Matthew Tilley and Kevin Holmes were named chairmen for the Bangor and Brewer committees respectively, while Jennifer McEwen and David Priesing were named as secretaries.

“We’re on the cusp of solidifying all of the organizations across the state,” Tilley said. “We need to seize direction on our own in our own communities and move it up to the state level from there, because the energy for the party needs to come from local groups.”

The committees will focus on keeping in contact with party members in their cities, keeping those party members informed and involved, and working with the other committee to increase the party’s presence in the two communities, Tilley said.

It is the first time the Green party, formed in 1984, has created committees in the two cities, Tilley said.

Bangor has 151 registered Green Independent Party voters, while Brewer has more than 50. The party has approximately 8,750 members statewide.
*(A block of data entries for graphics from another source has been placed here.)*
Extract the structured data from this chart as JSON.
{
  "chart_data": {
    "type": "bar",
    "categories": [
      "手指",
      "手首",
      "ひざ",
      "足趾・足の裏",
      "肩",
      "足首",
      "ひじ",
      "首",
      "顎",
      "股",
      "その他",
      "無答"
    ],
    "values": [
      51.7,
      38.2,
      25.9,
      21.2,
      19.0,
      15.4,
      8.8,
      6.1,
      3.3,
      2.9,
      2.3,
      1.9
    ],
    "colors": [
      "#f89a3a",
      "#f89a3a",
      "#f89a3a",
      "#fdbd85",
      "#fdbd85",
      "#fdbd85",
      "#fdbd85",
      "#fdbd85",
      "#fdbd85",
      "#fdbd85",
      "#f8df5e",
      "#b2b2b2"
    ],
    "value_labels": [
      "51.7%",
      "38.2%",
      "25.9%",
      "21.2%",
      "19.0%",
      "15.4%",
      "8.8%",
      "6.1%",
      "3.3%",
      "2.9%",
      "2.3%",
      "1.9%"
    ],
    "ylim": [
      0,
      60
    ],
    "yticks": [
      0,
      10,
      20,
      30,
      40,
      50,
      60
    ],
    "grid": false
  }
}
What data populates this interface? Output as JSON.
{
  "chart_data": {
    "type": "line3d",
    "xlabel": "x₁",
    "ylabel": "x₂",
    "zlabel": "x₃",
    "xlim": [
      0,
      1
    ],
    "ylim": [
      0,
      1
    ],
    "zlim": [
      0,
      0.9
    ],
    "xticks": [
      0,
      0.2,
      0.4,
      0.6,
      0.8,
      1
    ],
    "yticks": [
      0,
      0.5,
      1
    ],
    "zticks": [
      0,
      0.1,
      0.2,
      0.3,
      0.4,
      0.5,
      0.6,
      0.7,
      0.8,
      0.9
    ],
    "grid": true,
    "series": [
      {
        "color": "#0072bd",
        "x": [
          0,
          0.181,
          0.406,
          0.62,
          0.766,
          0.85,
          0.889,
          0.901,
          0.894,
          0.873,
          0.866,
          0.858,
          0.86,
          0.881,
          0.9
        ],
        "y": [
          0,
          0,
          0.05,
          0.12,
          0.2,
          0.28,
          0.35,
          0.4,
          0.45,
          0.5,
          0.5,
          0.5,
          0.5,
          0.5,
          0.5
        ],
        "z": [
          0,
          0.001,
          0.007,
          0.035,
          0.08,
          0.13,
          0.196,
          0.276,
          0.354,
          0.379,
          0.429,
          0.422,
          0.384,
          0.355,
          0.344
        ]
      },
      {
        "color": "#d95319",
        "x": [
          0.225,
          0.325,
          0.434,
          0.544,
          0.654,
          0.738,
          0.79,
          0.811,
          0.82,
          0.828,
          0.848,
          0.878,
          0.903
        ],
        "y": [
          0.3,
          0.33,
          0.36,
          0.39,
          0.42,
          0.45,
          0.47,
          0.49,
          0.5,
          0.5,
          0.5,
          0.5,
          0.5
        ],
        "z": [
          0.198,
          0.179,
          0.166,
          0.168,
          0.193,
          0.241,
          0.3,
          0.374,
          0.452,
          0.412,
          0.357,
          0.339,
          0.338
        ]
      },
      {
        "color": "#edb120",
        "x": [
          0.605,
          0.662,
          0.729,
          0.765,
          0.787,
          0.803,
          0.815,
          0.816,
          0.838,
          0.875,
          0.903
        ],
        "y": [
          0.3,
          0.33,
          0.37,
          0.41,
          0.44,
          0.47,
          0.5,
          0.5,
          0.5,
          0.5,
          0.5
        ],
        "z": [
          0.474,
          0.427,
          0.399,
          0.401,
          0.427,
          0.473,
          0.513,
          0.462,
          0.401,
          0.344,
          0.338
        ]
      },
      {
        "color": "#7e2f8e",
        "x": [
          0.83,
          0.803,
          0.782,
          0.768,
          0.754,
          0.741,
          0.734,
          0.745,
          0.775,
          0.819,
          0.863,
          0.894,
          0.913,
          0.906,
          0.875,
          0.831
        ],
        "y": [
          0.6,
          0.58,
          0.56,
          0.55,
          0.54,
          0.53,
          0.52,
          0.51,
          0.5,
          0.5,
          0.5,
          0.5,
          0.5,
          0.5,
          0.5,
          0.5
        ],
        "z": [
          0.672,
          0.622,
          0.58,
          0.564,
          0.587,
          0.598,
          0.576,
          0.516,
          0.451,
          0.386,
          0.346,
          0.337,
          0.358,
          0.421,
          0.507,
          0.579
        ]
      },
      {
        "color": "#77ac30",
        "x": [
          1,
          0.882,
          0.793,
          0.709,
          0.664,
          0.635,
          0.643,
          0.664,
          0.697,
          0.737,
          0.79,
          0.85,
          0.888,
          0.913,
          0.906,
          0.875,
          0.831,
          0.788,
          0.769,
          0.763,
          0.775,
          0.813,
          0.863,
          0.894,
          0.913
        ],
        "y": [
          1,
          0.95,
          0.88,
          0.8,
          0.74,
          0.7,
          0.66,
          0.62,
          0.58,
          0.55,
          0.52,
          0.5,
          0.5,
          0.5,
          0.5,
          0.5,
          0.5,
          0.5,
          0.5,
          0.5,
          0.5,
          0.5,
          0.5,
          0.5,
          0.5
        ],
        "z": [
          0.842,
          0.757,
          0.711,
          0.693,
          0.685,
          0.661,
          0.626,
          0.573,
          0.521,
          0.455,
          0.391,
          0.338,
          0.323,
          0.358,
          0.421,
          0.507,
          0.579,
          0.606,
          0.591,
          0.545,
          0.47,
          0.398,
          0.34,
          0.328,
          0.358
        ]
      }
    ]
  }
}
Of the more than 200 Green party voters between the two communities, only the four named individuals made an appearance at the joint meeting, which also served as the Bangor Green Independent Party’s municipal caucus, with two members from each city.

The new committees will work to ensure greater party education and involvement in the future, Holmes said, while also addressing popular misconceptions about the party.

“Part of the problem in this country is that not enough people take part in the process,” Tilley said. “They complain when the result is not something they like, but they aren’t active in the process that gets to that point.”

One area the committees hope to emphasize is the need for party members to stay involved, despite the growing establishment of the party in statewide politics, McEwen said.

“People figure now that there will just be a candidate there,” McEwen said. “They don’t think that they have to show up in hordes anymore because they just take it all for granted now.”

The group also plans to address the stereotype that the party is concerned only with environmental issues, said Tilley, who also was nominated as a Green party county committee member to be present at the state convention.

“We are concerned with business and environment and health and many other things,” Tilley said.

Educating the public about the Green Party and the government will serve to correct many of the problems the party is facing, Holmes said.

The committees will begin their work with the public May 12 when a meeting will be held for the public as well as for present and future party members to meet and talk, Tilley said. Like Saturday’s Bangor caucus and Bangor-Brewer party meeting, the May 12 dialogue will be held at the Peace and Justice Center at 170 Park St. in Bangor.

“The thing I like most is meeting people and hearing what they have to say,” Tilley said. “I’m a big proponent of dialogue.”